3. Automate as Much as Possible
In the not-so-distant past, managing denials involved a printer, a highlighter, a copier, and some sticky notes. Woodcock recalls how practices would print off all of the remits, highlight the denials, and then make and distribute copies with notes to staff on how to handle. But with hundreds of thousands of transactions processed each day, this approach is no longer feasible.

"Practices need to pivot and focus on every opportunity to automate," says Woodcock. "Don't pick up the phone unless you have to. Most payers allow processes to happen online. They don't have the staff in their call centers to handle you, so even if you do call they're not going to be there to answer the phone."

4. Create Processes, Document Them, and Train Employees on Them
If your practice doesn't have a documented protocol for working denials, develop a program to do just that. Sit down with your employees and record all of the steps they take to work a claim. It can be a tedious process, but the results will be worth it.

"It's a wonderful way to ensure you're holding employees accountable for what you assume is happening," says Woodcock. "You're developing an awesome orientation and training manual that can be used for many years, instead of just relying on tribal knowledge."

Denials, at some level, may be a fact of life, but they can be managed. By committing to an effort and recognizing that it's a day-to-day process, you have the building blocks necessary to streamline processes and optimize revenue.

5. Accept that Denials are a Fact of Life
When we want to improve a process, our first instinct is to figure out how to prevent a negative action from occurring and this is appropriate. But with denials, no matter how good your practice's workflows are, or how experienced your front-office staff is, denials at some volume are simply a fact of life.

"The nature of denials is in constant flux," says Woodcock. "Once you get good at something, the mix changes. This area can't be mastered from a prevention perspective."

She notes that denial trends are related to the changing reimbursement landscape, and she is seeing more related to medical necessity and experimental treatment. Denials hinge on payers' reimbursement protocol, and those protocols change constantly—often without warning. With remittance analytics tools practices can learn why denials are occurring, for what reasons and for which payers. With data in hand there are ways that practice management systems and clearinghouses can support up front editing for these situations before claims go out the door. While this is retroactive at the beginning it forms the basis for 'closing the loop' and allows practices to get ahead of the curve with a reporting process.

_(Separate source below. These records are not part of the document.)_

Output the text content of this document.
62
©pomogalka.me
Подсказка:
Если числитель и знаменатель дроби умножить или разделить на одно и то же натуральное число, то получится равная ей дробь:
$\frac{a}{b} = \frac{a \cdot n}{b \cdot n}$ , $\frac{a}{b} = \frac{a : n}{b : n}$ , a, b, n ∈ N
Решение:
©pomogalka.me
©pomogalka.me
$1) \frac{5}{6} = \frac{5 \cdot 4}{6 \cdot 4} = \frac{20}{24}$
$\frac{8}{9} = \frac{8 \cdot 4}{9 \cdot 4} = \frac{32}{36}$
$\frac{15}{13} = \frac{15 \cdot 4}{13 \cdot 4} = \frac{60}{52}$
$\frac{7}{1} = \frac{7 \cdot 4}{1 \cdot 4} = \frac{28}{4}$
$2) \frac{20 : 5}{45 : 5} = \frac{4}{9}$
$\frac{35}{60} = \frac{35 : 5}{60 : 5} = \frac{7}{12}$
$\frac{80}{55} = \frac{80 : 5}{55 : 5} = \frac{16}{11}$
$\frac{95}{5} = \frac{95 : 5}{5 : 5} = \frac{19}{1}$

Along with medical necessity denials, practices are also seeing an increase in pre-authorization denials. The challenge, once again, is that practices often don't realize until after the claim has been denied that the payer changed the rules. The practice might have previously submitted claims with that same procedure and received payment, but then one day—out of the blue—the claims start being denied. Authorization automation is available is advance of a patients appointment to understand these rules before the service is offered.

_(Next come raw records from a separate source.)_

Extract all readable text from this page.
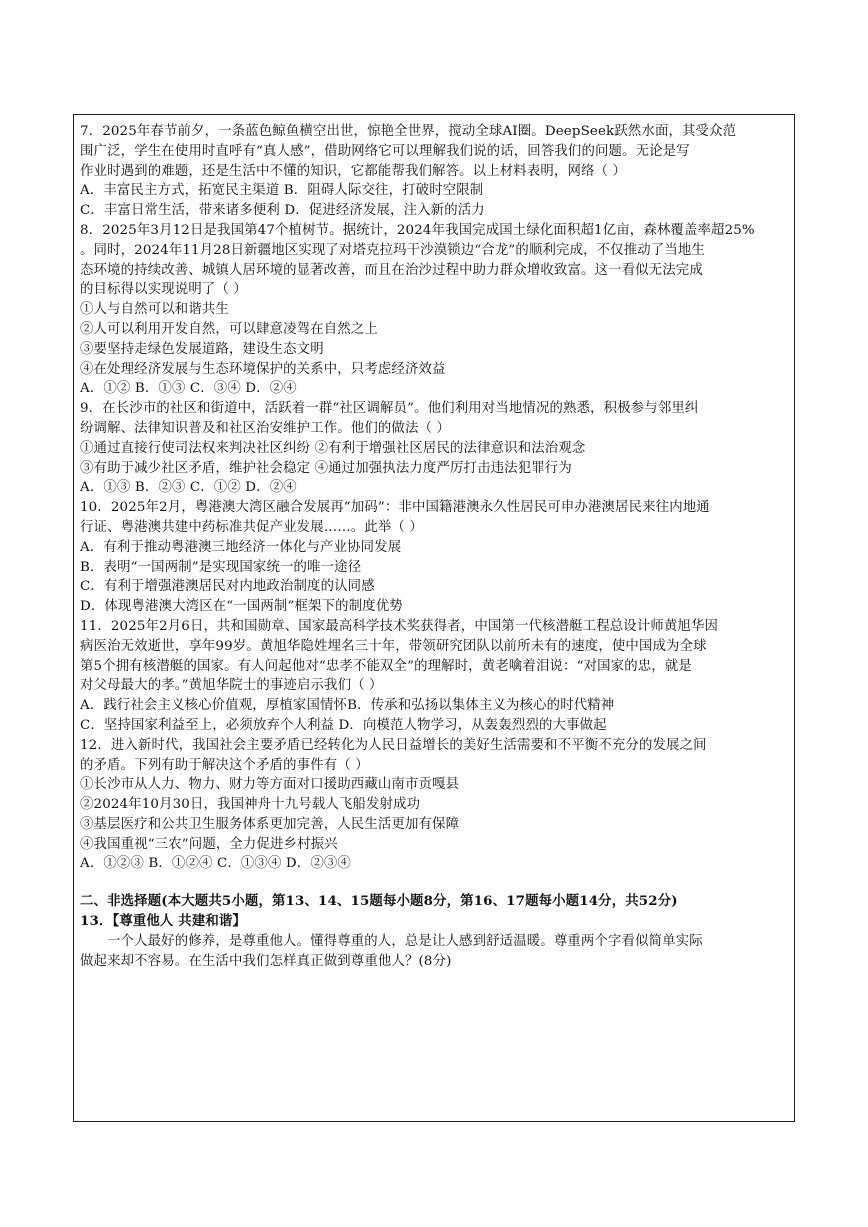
7．2025年春节前夕，一条蓝色鲸鱼横空出世，惊艳全世界，搅动全球AI圈。DeepSeek跃然水面，其受众范
围广泛，学生在使用时直呼有“真人感”，借助网络它可以理解我们说的话，回答我们的问题。无论是写
作业时遇到的难题，还是生活中不懂的知识，它都能帮我们解答。以上材料表明，网络（ ）
A．丰富民主方式，拓宽民主渠道 B．阻碍人际交往，打破时空限制
C．丰富日常生活，带来诸多便利 D．促进经济发展，注入新的活力
8．2025年3月12日是我国第47个植树节。据统计，2024年我国完成国土绿化面积超1亿亩，森林覆盖率超25%
。同时，2024年11月28日新疆地区实现了对塔克拉玛干沙漠锁边“合龙”的顺利完成，不仅推动了当地生
态环境的持续改善、城镇人居环境的显著改善，而且在治沙过程中助力群众增收致富。这一看似无法完成
的目标得以实现说明了（ ）
①人与自然可以和谐共生
②人可以利用开发自然，可以肆意凌驾在自然之上
③要坚持走绿色发展道路，建设生态文明
④在处理经济发展与生态环境保护的关系中，只考虑经济效益
A．①② B．①③ C．③④ D．②④
9．在长沙市的社区和街道中，活跃着一群“社区调解员”。他们利用对当地情况的熟悉，积极参与邻里纠
纷调解、法律知识普及和社区治安维护工作。他们的做法（ ）
①通过直接行使司法权来判决社区纠纷 ②有利于增强社区居民的法律意识和法治观念
③有助于减少社区矛盾，维护社会稳定 ④通过加强执法力度严厉打击违法犯罪行为
A．①③ B．②③ C．①② D．②④
10．2025年2月，粤港澳大湾区融合发展再“加码”：非中国籍港澳永久性居民可申办港澳居民来往内地通
行证、粤港澳共建中药标准共促产业发展……。此举（ ）
A．有利于推动粤港澳三地经济一体化与产业协同发展
B．表明“一国两制”是实现国家统一的唯一途径
C．有利于增强港澳居民对内地政治制度的认同感
D．体现粤港澳大湾区在“一国两制”框架下的制度优势
11．2025年2月6日，共和国勋章、国家最高科学技术奖获得者，中国第一代核潜艇工程总设计师黄旭华因
病医治无效逝世，享年99岁。黄旭华隐姓埋名三十年，带领研究团队以前所未有的速度，使中国成为全球
第5个拥有核潜艇的国家。有人问起他对“忠孝不能双全”的理解时，黄老噙着泪说：“对国家的忠，就是
对父母最大的孝。”黄旭华院士的事迹启示我们（ ）
A．践行社会主义核心价值观，厚植家国情怀B．传承和弘扬以集体主义为核心的时代精神
C．坚持国家利益至上，必须放弃个人利益 D．向模范人物学习，从轰轰烈烈的大事做起
12．进入新时代，我国社会主要矛盾已经转化为人民日益增长的美好生活需要和不平衡不充分的发展之间
的矛盾。下列有助于解决这个矛盾的事件有（ ）
①长沙市从人力、物力、财力等方面对口援助西藏山南市贡嘎县
②2024年10月30日，我国神舟十九号载人飞船发射成功
③基层医疗和公共卫生服务体系更加完善，人民生活更加有保障
④我国重视“三农”问题，全力促进乡村振兴
A．①②③ B．①②④ C．①③④ D．②③④
二、非选择题(本大题共5小题，第13、14、15题每小题8分，第16、17题每小题14分，共52分)
13．【尊重他人 共建和谐】
一个人最好的修养，是尊重他人。懂得尊重的人，总是让人感到舒适温暖。尊重两个字看似简单实际
做起来却不容易。在生活中我们怎样真正做到尊重他人？(8分)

"It would be beautiful to get a list from the payer at the beginning of the year that says if you bill these two combinations, we will deny these services," says Woodcock. "We don't get that list. It's what makes denials so challenging because you're really in the dark until you get to that transaction, and then you have to look at that transaction and figure out what to do with it."

Colleen Wood, is Vice President, Eastern U.S, Revenue Cycle Solutions for Availity.